Buddy checked his watch. “I’ll find you,” he said, and headed into the crowd.
Frankie didn’t like it, but he kept his cool. And after a few more spins, it was clear his friendly relationship with the pill was intact. Other players started to copy his bets, and he could feel the crowd’s attention on him. It was like being onstage again with the Amazing Telemachus Family, but better. He was the solo act. The closer. The top bill. If only his mother could see him now.
“Twenty-eight,” Frankie said. “Straight up.” One number, thirty-five-to-one payout.
The croupier gave him the merest glance, and Frankie could read her disapproval. Well, fuck you, lady! he thought. I’m here to win. I know it, the crowd knows it.
Then the pill dropped onto the twenty-eight, and the laughter and applause broke out around the table. Someone clapped him on the back. The woman next to him, a chubby redhead with friendly green eyes, giggled and rested a hand on his forearm.
On the next bet, Frankie said, “Let it ride.” The redhead gasped. Very satisfying. Myriad hands pushed chips onto the layout, everybody wanting to get on the party bus. He barely needed to look at the wheel to tell the pill where to drop.
The shouts went up like fireworks.
He suppressed the urge to take a bow. In front of him was more money than he’d ever dreamed of making.
A man in a dark suit and gold name tag had appeared behind the croupier, whispering into her ear. The croupier nodded, then stepped away from the table.
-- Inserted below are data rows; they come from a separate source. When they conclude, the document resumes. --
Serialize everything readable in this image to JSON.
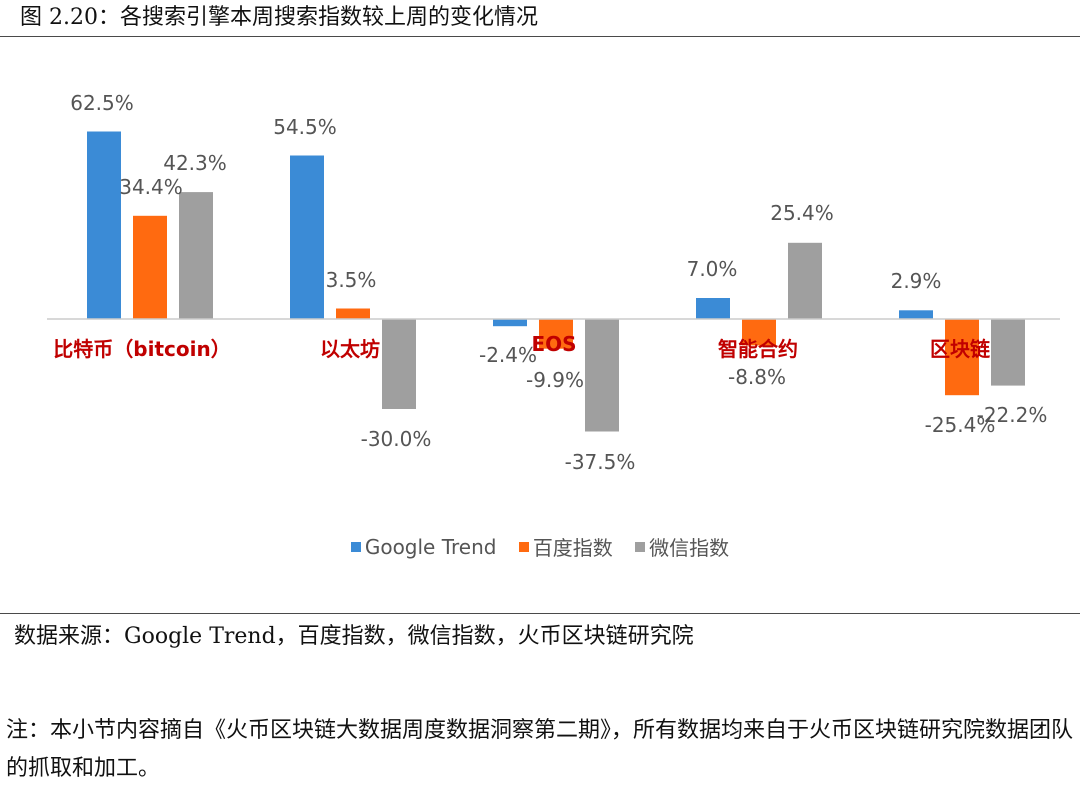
{
  "figure_title": "图 2.20：各搜索引擎本周搜索指数较上周的变化情况",
  "source_text": "数据来源：Google Trend，百度指数，微信指数，火币区块链研究院",
  "note_text": "注：本小节内容摘自《火币区块链大数据周度数据洞察第二期》，所有数据均来自于火币区块链研究院数据团队的抓取和加工。",
  "colors": {
    "google": "#3b8bd6",
    "baidu": "#ff6a10",
    "weixin": "#9f9f9f",
    "category_label": "#c00000",
    "value_label": "#555555",
    "axis": "#cccccc"
  },
  "chart_data": {
    "type": "bar",
    "title": "",
    "xlabel": "",
    "ylabel": "",
    "ylim": [
      -40,
      65
    ],
    "grid": false,
    "legend_position": "bottom",
    "categories": [
      "比特币（bitcoin）",
      "以太坊",
      "EOS",
      "智能合约",
      "区块链"
    ],
    "series": [
      {
        "name": "Google Trend",
        "color": "#3b8bd6",
        "values": [
          62.5,
          54.5,
          -2.4,
          7.0,
          2.9
        ],
        "labels": [
          "62.5%",
          "54.5%",
          "-2.4%",
          "7.0%",
          "2.9%"
        ]
      },
      {
        "name": "百度指数",
        "color": "#ff6a10",
        "values": [
          34.4,
          3.5,
          -9.9,
          -8.8,
          -25.4
        ],
        "labels": [
          "34.4%",
          "3.5%",
          "-9.9%",
          "-8.8%",
          "-25.4%"
        ]
      },
      {
        "name": "微信指数",
        "color": "#9f9f9f",
        "values": [
          42.3,
          -30.0,
          -37.5,
          25.4,
          -22.2
        ],
        "labels": [
          "42.3%",
          "-30.0%",
          "-37.5%",
          "25.4%",
          "-22.2%"
        ]
      }
    ]
  }
}
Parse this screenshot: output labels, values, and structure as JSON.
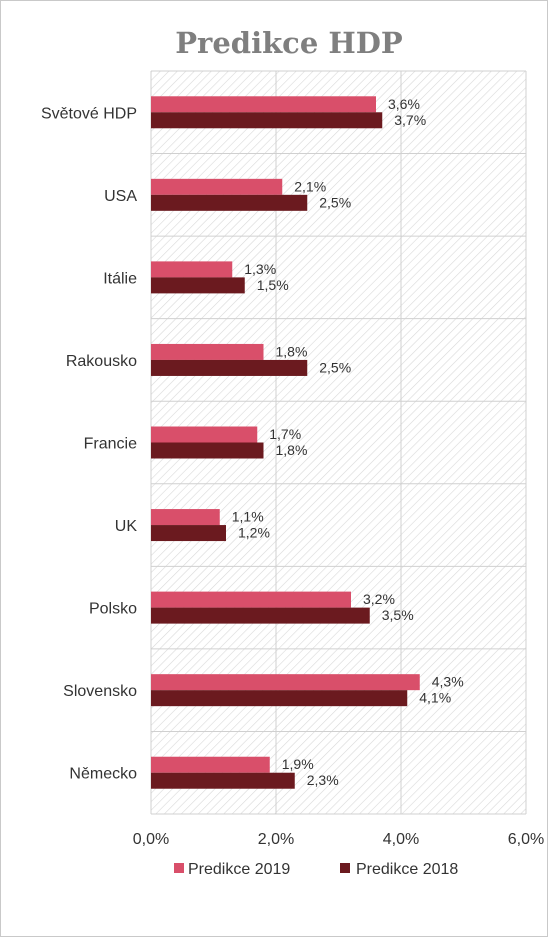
{
  "chart_data": {
    "type": "bar",
    "orientation": "horizontal",
    "title": "Predikce HDP",
    "categories": [
      "Světové HDP",
      "USA",
      "Itálie",
      "Rakousko",
      "Francie",
      "UK",
      "Polsko",
      "Slovensko",
      "Německo"
    ],
    "series": [
      {
        "name": "Predikce 2019",
        "values": [
          3.6,
          2.1,
          1.3,
          1.8,
          1.7,
          1.1,
          3.2,
          4.3,
          1.9
        ],
        "labels": [
          "3,6%",
          "2,1%",
          "1,3%",
          "1,8%",
          "1,7%",
          "1,1%",
          "3,2%",
          "4,3%",
          "1,9%"
        ],
        "color": "#d94f6a"
      },
      {
        "name": "Predikce 2018",
        "values": [
          3.7,
          2.5,
          1.5,
          2.5,
          1.8,
          1.2,
          3.5,
          4.1,
          2.3
        ],
        "labels": [
          "3,7%",
          "2,5%",
          "1,5%",
          "2,5%",
          "1,8%",
          "1,2%",
          "3,5%",
          "4,1%",
          "2,3%"
        ],
        "color": "#6b1a1f"
      }
    ],
    "xlim": [
      0,
      6
    ],
    "xticks": [
      0,
      2,
      4,
      6
    ],
    "xtick_labels": [
      "0,0%",
      "2,0%",
      "4,0%",
      "6,0%"
    ],
    "grid": true,
    "legend": "bottom"
  }
}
The man with the name tag waved another croupier forward, this one a burly white man.
The new croupier called for bets. Frankie took a small stack, just a thousand bucks, and bet on red. It was a double-or-nothing payout, like hardly playing at all, but it gave him time to think. This time he didn’t try to control the ball, just let it run around the track, off the leash.
“Red! Thirty-two!” the croupier said. Another win. The floor manager or pit boss or whatever he was had not left the table. He looked at Frankie with a blank expression that could have meant anything.
Shit, Frankie thought. Now even blind luck was fucking him over. He needed to lose, and now. He left the small stack on red, and matched it with another thousand. The crowd seemed disappointed. To go from a straight-up bet to a time-waster?
He couldn’t leave the table, though. That would break the vision. And what would happen then?
“Tissue, champ?” It was the redhead.
He’d started to sweat. Nixon-versus-Kennedy sweat. He took the handful of Kleenex and mopped his eyes. The pill was humming along the track, and he was thinking, Black black black black—
“Red!” the new croupier said. “Red seven. Seven red.”
“Fuck,” Frankie said.
“What’s the matter?” asked the redhead.
“Pick a number,” Frankie said. Belatedly he put a smile on his face.
“I think you’d better do that,” she said.
“Please. Any number.”
“Twenty-one,” she said.
“Great.” Frankie pushed five thousand onto twenty-one, then watched with dread as the croupier replaced the stack with the marker. The pit boss was staring at him. Frankie glanced at his watch. He just needed to last five more minutes. Five minutes! Then he could cash out and get the hell out of here.
The redhead gripped his arm more tightly as the pill slowed. “Come on, twenty-one!” she said.
“Jesus, just shut up,” he said under his breath.
“What did you say?” She pulled her arm away.
“Nothing, just—” His eye was on the ball. Months of practice had taught him to judge velocity. And God damn if the pill wasn’t heading for the neighborhood of twenty-one: nineteen, thirty-one, eighteen, six…and then it dropped. Twenty-one.
“FUCK ME!” Frankie shouted.
Later, he realized that it looked very much like a bomb going off. The roulette wheel jumped ten feet into the air and spun away like a flying saucer. The pill shot into the crowd. Every chip around the table—Frankie’s huge stacks, the croupier’s supplies, the winnings of every player at the table—exploded ceiling-ward and rained down. Every customer within fifty feet of the table became a shouting, grasping, delirious animal.
The redhead looked at him in shock. “What did you do?” she said.
Firm hands grabbed him under his arms. Two large men in dark suits had seized him. “This way, asshole,” one of them said, and they hauled him toward a door.
“It wasn’t me!” he shouted. “It wasn’t me!”
He left Mitzi’s Tavern, thinking about big numbers. Big numbers and contingency plans. How the hell was he going to raise twenty grand? There was only one way.
“God damn it!” He’d pulled into the driveway and had banged into a line of big plastic buckets, sending them tumbling. Farther up the driveway sat bags of cement mix, a stack of blond lumber, and a pallet of something covered by a tarp. He backed up and parked in the street.
Buddy squatted by the front door of the house. He was hammering away at a wooden frame that he’d erected around the cement step. Frankie marched down the driveway, heading for the garage and the back of the house, ignoring him.